My 2012 Election Predictions 5 Days Out: Sandy Ruined Romney’s End Game

My 2012 Election Predictions 5 Days Out: Sandy Ruined Romney’s End Game November 1, 2012

Content Director’s Note: This post is a part of our Election Month at Patheos feature. Patheos was designed to present the world’s most compelling conversations on life’s most important questions. Please join the Facebook following for our new News and Politics Channel — and check back throughout the month for more commentary on Election 2012. Please use hashtag #PatheosElection on Twitter.

As of this morning, it seems as though the election has broken Barak Obama’s way.

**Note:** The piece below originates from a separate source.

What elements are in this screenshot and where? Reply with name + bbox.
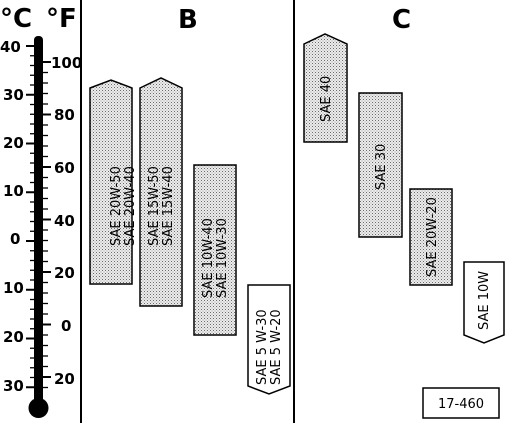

I’ve heard it suggested that the loser in this election will blame Sandy. If Romney loses, I think he will have a point. If Obama loses he’ll have plenty of other things on which to blame the loss. If Romney loses, he can at least say in all truthfulness that Hurricane Sandy foiled his final hope.

During the final week of this election Romney had to sell the country on his message: we need stronger leadership in the White House. The only problem is that Barack Obama is showing strong leadership during a serious natural disaster for much of the Northeast. Events on the ground fly in the face of the narrative on which Romney staked his campaign and Barack is making his best counter argument without so much as holding a campaign rally. Romney needed to be able to spend the final week making his case that Barack Obama is a weak leader. Instead, Obama has stopped campaigning and is demonstrating strong leadership (even in the opinion of Chris Christie, who is not doing his “pal” Romney any favors this week). Right now it looks like a death blow for Romney’s chances.

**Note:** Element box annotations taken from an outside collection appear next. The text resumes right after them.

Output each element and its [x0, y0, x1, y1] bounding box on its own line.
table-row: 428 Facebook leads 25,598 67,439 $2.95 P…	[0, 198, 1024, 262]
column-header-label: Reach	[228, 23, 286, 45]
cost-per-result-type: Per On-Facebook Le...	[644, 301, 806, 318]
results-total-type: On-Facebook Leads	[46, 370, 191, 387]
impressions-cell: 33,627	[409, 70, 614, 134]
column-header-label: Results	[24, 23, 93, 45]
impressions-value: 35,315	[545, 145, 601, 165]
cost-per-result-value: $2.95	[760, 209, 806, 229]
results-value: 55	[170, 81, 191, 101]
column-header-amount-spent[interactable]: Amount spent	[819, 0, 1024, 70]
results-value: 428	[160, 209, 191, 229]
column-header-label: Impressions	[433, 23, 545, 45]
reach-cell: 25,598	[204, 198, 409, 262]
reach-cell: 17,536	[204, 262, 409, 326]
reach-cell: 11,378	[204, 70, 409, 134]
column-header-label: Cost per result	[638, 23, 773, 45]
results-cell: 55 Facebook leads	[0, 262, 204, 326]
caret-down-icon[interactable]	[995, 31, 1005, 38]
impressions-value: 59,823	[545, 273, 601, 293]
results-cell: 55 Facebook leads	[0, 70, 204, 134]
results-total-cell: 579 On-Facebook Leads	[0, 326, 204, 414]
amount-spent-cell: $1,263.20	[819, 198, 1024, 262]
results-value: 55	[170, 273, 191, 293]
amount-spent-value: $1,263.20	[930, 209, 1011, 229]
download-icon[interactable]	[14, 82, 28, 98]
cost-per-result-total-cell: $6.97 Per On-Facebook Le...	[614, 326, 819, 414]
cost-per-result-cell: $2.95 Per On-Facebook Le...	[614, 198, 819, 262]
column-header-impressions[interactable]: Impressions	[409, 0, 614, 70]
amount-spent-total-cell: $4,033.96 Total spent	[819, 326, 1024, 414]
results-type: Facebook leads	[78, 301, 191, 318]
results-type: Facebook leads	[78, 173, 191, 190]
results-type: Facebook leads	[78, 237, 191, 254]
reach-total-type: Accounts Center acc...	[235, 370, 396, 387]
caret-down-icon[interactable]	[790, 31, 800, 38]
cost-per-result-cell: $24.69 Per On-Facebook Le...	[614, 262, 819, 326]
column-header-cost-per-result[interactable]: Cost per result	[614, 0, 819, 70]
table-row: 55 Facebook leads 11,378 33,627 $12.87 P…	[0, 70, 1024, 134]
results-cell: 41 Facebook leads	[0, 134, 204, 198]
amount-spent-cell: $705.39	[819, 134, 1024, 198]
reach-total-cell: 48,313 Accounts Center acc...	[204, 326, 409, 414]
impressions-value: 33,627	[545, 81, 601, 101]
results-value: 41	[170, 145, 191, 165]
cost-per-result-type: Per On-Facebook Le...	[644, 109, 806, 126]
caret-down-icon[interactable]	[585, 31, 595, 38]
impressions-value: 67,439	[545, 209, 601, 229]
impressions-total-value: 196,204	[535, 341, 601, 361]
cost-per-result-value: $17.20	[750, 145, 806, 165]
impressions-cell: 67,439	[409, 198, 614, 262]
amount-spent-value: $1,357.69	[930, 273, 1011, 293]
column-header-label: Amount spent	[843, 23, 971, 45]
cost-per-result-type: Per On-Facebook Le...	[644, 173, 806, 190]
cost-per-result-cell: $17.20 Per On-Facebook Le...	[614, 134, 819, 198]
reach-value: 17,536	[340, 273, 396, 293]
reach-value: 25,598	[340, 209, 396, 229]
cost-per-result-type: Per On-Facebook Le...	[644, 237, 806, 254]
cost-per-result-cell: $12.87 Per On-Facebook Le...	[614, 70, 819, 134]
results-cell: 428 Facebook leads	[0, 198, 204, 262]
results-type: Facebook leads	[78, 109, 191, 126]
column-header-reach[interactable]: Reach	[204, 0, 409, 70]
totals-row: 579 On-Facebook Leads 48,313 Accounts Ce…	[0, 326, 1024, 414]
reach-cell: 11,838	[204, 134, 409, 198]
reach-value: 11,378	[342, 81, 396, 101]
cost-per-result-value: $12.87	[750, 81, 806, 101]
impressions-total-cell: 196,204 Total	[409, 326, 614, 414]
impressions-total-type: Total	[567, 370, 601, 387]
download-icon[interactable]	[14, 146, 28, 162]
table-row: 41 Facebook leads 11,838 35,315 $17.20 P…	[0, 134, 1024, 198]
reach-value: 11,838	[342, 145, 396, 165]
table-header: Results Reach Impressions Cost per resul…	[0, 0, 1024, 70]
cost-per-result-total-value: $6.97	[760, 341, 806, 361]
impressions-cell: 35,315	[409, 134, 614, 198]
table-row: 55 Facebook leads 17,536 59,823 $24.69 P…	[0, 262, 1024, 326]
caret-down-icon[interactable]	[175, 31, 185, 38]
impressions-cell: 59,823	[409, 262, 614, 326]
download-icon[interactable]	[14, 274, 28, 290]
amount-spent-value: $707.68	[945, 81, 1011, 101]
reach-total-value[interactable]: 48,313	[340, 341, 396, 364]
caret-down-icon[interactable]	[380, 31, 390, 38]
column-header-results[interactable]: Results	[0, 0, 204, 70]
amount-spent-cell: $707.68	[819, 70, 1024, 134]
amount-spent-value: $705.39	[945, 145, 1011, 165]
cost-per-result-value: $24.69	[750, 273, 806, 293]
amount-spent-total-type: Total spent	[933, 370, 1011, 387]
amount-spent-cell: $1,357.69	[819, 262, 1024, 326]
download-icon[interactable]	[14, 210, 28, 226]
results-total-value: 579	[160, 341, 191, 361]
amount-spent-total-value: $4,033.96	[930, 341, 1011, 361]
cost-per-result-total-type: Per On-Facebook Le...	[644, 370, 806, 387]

The best evidence that Obama has a good lead is that Fox News has the race a tie. The best evidence that it’s still going to be extremely close is that Huffington Post only has Obama at 277 sure electoral votes. The Obama lead is three – nearly outside the margin of error – in Wisconsin, Iowa, Ohio, and Pennsylvania. Obama has a 2 point lead in New Hampshire and it’s a dead heat in Virginia and Florida. Romney would have to win Florida and Virginia, plus find a way to steal Ohio and Iowa if he were to have a chance.

Nate Silver at the 538 Blog – still the best prognosticator in this cycle – has been consistently upping Obama’s probability of a win. As of this morning, Silver gives Obama a 79% chance of winning, and Romney a 21% chance.

Drew Linzer at Votamatic says that there would need to be a systematic problem with all of the polling data for Romney to pull this one out. Linzer says that systematic polling issues would mean that “most – or even all – of the polls have been consistently biased in Obama’s favor. If this is happening, we’ll have no way to know until Election Day. (Of course, it’s just as likely that the polls are systematically underestimating Obama’s vote share, but then Democrats have even less to be worried about.)” As of this morning Linzer is forecasting an Obama landslide, with 332 electoral votes.

Polltracker has Obama 3 percentage points ahead in Ohio, and has Obama with a slight lead overall. The Princeton Election Consortium breaks it down this way:

“Here at the Princeton Election Consortium, the Meta-Analysis of state polls points toward an Obama electoral victory. The median outcome is Obama 308, Romney 230 EV, with a Meta-Margin of Obama +2.4%+/-0.5%. To put it into plain English: If state polls are accurate on the whole, then Obama will win.”